Rancho Los Amigos Scale Part 3
|level 1||Lay 5 to 10 coins on a table (increase the number of coins as attention improves). Ask the student to identify or sort out all quarters, nickels, pennies dimes, etc. and put them in bowls or saucers. Have the student stack coins. Ask the student to alternate, upon command, picking up different sized coins, for example: "Pick up a quarter", "pick up a penny", "now, pick up a dime".|
|level 2||Have the student puts coins into his or her pocket or a small sack and ask the student to reach inside and pull out a quarter or a dime just by feeling it with the fingers. Ask for each denomination of coin.|
|level 3||Engage in making change. Ask the student to tell you which coins would make up 35 cents, 54 cents, etc. Give the student some coins and ask him or her to add the coins and give a total.|
|Level 4||Increase the amount of money handled by using both coins and paper bills. Have the student determine how much change should be given if something were being purchased (for example, "If you bought something that costs $9.41 and paid for it with a $10 bill, how much change should you get back?). If the student has difficulty doing the math mentally, provide coins and bills and perform transactions to demonstrate.|
|Level 5||Increase the amounts of money for financial transactions in making purchases. Create false bank account balances and have the student figure new balances considering both credits (additions) and debits (subtractions).|
|Level 6||Have the student practice creating a monthly budget, including reasonable amounts for food, rent, utilities, clothing, savings, and transportation.|
|level 7||Brief, planned trips to the store can be a very good exercise for the student.|
A) To work on reasoning, plan the trip and make a list of things to get at the store. Ask the student to generate the shopping list with some assistance and write down estimated prices for the items, which can then be checked against the actual price. At this level of recovery, the list should be short (4-6 items) and the trip should be brief (no more than 30 minutes in the store, especially the first couple of times). A trip to the grocery store is often a good choice.
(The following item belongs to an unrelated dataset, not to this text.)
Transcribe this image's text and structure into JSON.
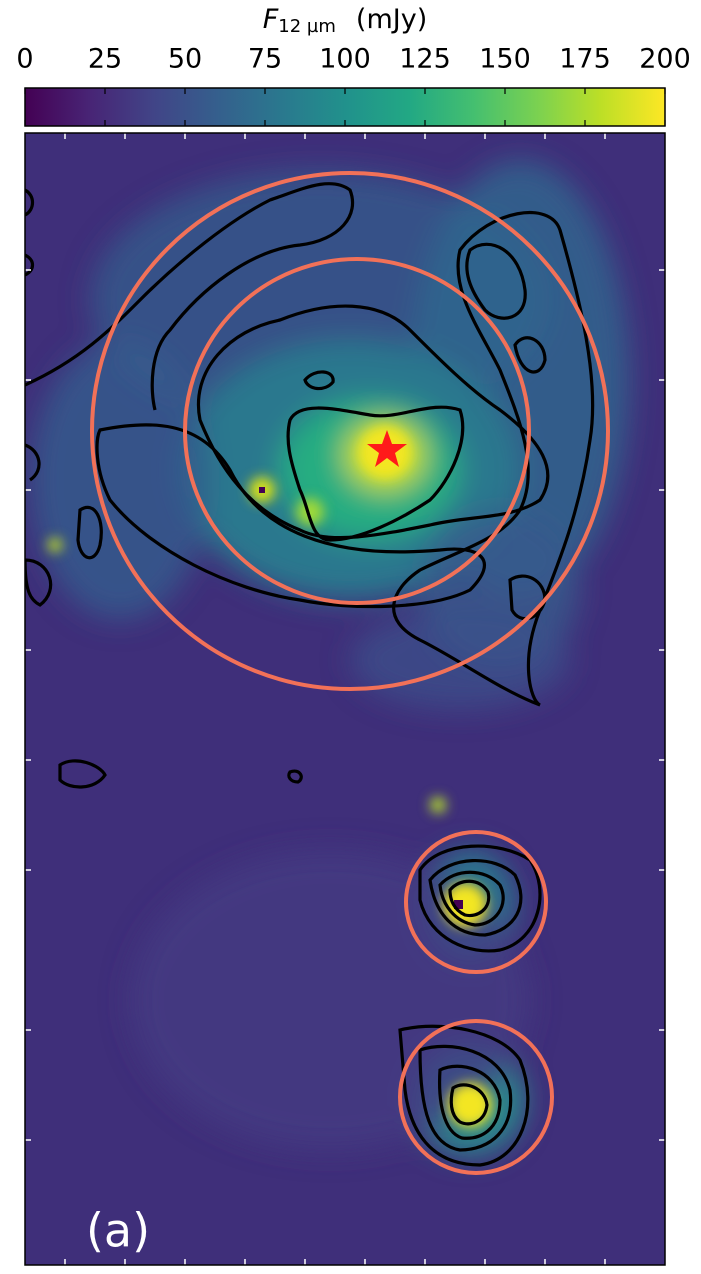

B) As progress is evident, add more items to the list allowing for more time and more flexibility. This is a good time to challenge the student by engaging in everyday financial transactions!
C) Encourage the student to plan several stops on a day of errands. Let the student be the initiator of where you go and the best routes to take as well as the best use of sequence and time. (For example, how long will it take to go to the grocery store, the drug store, and the dentist? In what order should we visit these places?)